Para se ter ideia do que isso significa basta lembrar as atrocidades cometidas pelas primeiras organizações que gestaram o ogro do nazismo na Alemanha, as ditaduras de Franco (Espanha) e Salazar (Portugal), o já lembrado Papá Doc e o famigerado Bashar Assad, que está transformando a Síria num campo de sangue.
Aqui, a matriz dessa prática abominável usa métodos mais sofisticados assim definidos pelo delegado: “O grande perigo do estado policial é ter um Estado em que o órgão repressor tem o poder de perícia judiciária. Eles conseguem te violentar judicialmente com elementos que forjam tecnicamente. Eles forjam a prova e te colocam na cadeia. Eu era filho de senador da base governista e secretário nacional de Justiça. Imagina o filho de um Zé Mané”, afirmou. Ainda é esse o método mais eficaz para assassinar reputações.
Ferindo princípios do Estado Democrático de Direito, um regime policialesco e, só por isso a denúncia de Tuma é de extrema seriedade, nega até aos advogados constituídos o acesso ao que está rotulado sob “área secreta”. Tuma declarou: “Você chega lá e não pode entrar onde estão os documentos porque diz que é área de inteligência. Isso é muito grave. Não diga que eu não avisei”.

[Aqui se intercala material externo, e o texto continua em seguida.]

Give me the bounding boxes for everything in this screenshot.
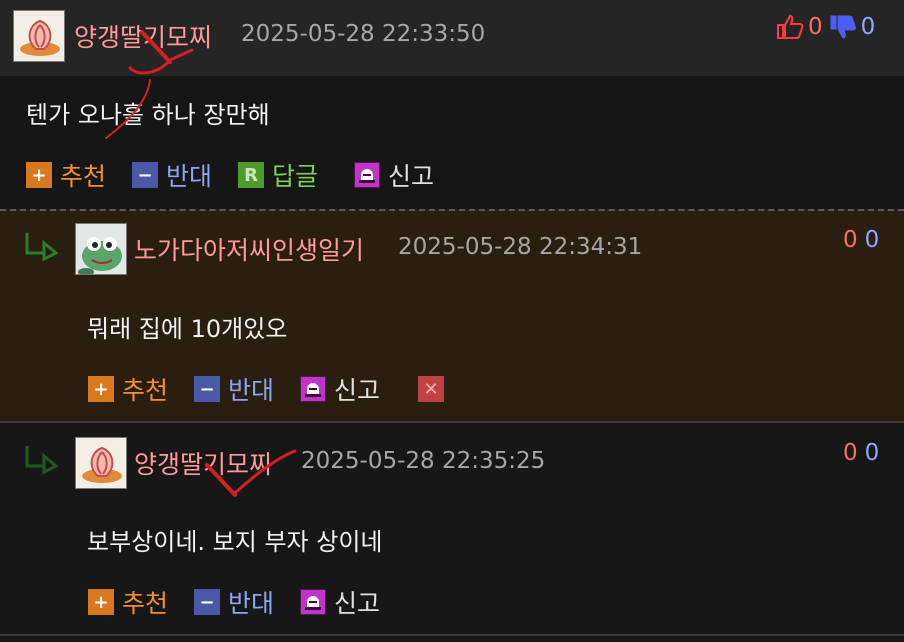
report-button[interactable]: 신고 bbox=[354, 157, 434, 193]
recommend-button[interactable]: + 추천 bbox=[88, 584, 168, 620]
thumbs-down-icon[interactable] bbox=[829, 14, 857, 40]
close-icon: ✕ bbox=[418, 376, 445, 402]
recommend-label: 추천 bbox=[60, 162, 107, 191]
upvote-count: 0 bbox=[808, 14, 823, 40]
downvote-count: 0 bbox=[860, 14, 876, 40]
oppose-label: 반대 bbox=[228, 589, 275, 618]
nickname[interactable]: 양갱딸기모찌 bbox=[74, 18, 212, 54]
comment-actions: + 추천 − 반대 R 답글 신고 bbox=[26, 157, 434, 193]
report-label: 신고 bbox=[388, 162, 435, 191]
downvote-count: 0 bbox=[864, 227, 880, 253]
siren-icon bbox=[300, 589, 327, 615]
vote-counts: 0 0 bbox=[843, 440, 879, 466]
oppose-button[interactable]: − 반대 bbox=[194, 584, 274, 620]
avatar[interactable] bbox=[13, 10, 65, 62]
comment-datetime: 2025-05-28 22:35:25 bbox=[301, 448, 546, 474]
comment-actions: + 추천 − 반대 신고 bbox=[88, 584, 380, 620]
comment-datetime: 2025-05-28 22:34:31 bbox=[398, 234, 643, 260]
oppose-button[interactable]: − 반대 bbox=[194, 371, 274, 407]
minus-icon: − bbox=[132, 162, 159, 188]
upvote-count: 0 bbox=[843, 227, 858, 253]
delete-button[interactable]: ✕ bbox=[418, 371, 452, 407]
divider bbox=[0, 634, 904, 636]
upvote-count: 0 bbox=[843, 440, 858, 466]
avatar[interactable] bbox=[75, 223, 127, 275]
plus-icon: + bbox=[88, 589, 114, 615]
comment-datetime: 2025-05-28 22:33:50 bbox=[241, 21, 486, 47]
plus-icon: + bbox=[26, 162, 52, 188]
frog-avatar-icon bbox=[76, 224, 126, 274]
report-label: 신고 bbox=[334, 376, 381, 405]
siren-icon bbox=[300, 376, 327, 402]
siren-icon bbox=[354, 162, 381, 188]
downvote-count: 0 bbox=[864, 440, 880, 466]
comment-text: 보부상이네. 보지 부자 상이네 bbox=[87, 528, 383, 556]
minus-icon: − bbox=[194, 589, 221, 615]
reply-arrow-icon bbox=[25, 446, 59, 474]
reply-arrow-icon bbox=[25, 233, 59, 261]
recommend-button[interactable]: + 추천 bbox=[88, 371, 168, 407]
peach-avatar-icon bbox=[76, 438, 126, 488]
plus-icon: + bbox=[88, 376, 114, 402]
nickname[interactable]: 양갱딸기모찌 bbox=[134, 445, 272, 481]
reply-label: 답글 bbox=[272, 162, 319, 191]
comment-actions: + 추천 − 반대 신고 ✕ bbox=[88, 371, 452, 407]
recommend-label: 추천 bbox=[122, 589, 169, 618]
report-button[interactable]: 신고 bbox=[300, 584, 380, 620]
peach-avatar-icon bbox=[14, 11, 64, 61]
reply-r-icon: R bbox=[238, 162, 265, 188]
recommend-button[interactable]: + 추천 bbox=[26, 157, 106, 193]
recommend-label: 추천 bbox=[122, 376, 169, 405]
nickname[interactable]: 노가다아저씨인생일기 bbox=[134, 231, 364, 267]
reply-button[interactable]: R 답글 bbox=[238, 157, 318, 193]
oppose-button[interactable]: − 반대 bbox=[132, 157, 212, 193]
vote-counts: 0 0 bbox=[776, 14, 875, 40]
avatar[interactable] bbox=[75, 437, 127, 489]
report-button[interactable]: 신고 bbox=[300, 371, 380, 407]
oppose-label: 반대 bbox=[166, 162, 213, 191]
report-label: 신고 bbox=[334, 589, 381, 618]
comment-text: 텐가 오나홀 하나 장만해 bbox=[26, 101, 270, 129]
comment-text: 뭐래 집에 10개있오 bbox=[87, 315, 288, 343]
thumbs-up-icon[interactable] bbox=[776, 14, 804, 40]
vote-counts: 0 0 bbox=[843, 227, 879, 253]
oppose-label: 반대 bbox=[228, 376, 275, 405]
minus-icon: − bbox=[194, 376, 221, 402]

Na época da ditadura militar foi espetacular a ação de pequeno grupo de militantes de direitos humanos, sob direção do cardeal Arns, que durante meses conseguiu burlar a pretensa segurança do estado policial e copiar documentos secretos, mais tarde transformados no livro Brasil nunca mais, com relatos de perseguições, torturas e morte de adversários políticos. Segundo Tuma, esse triste exemplo estaria se repetindo sob a passividade dos sagrados emblemas da República. Até quando?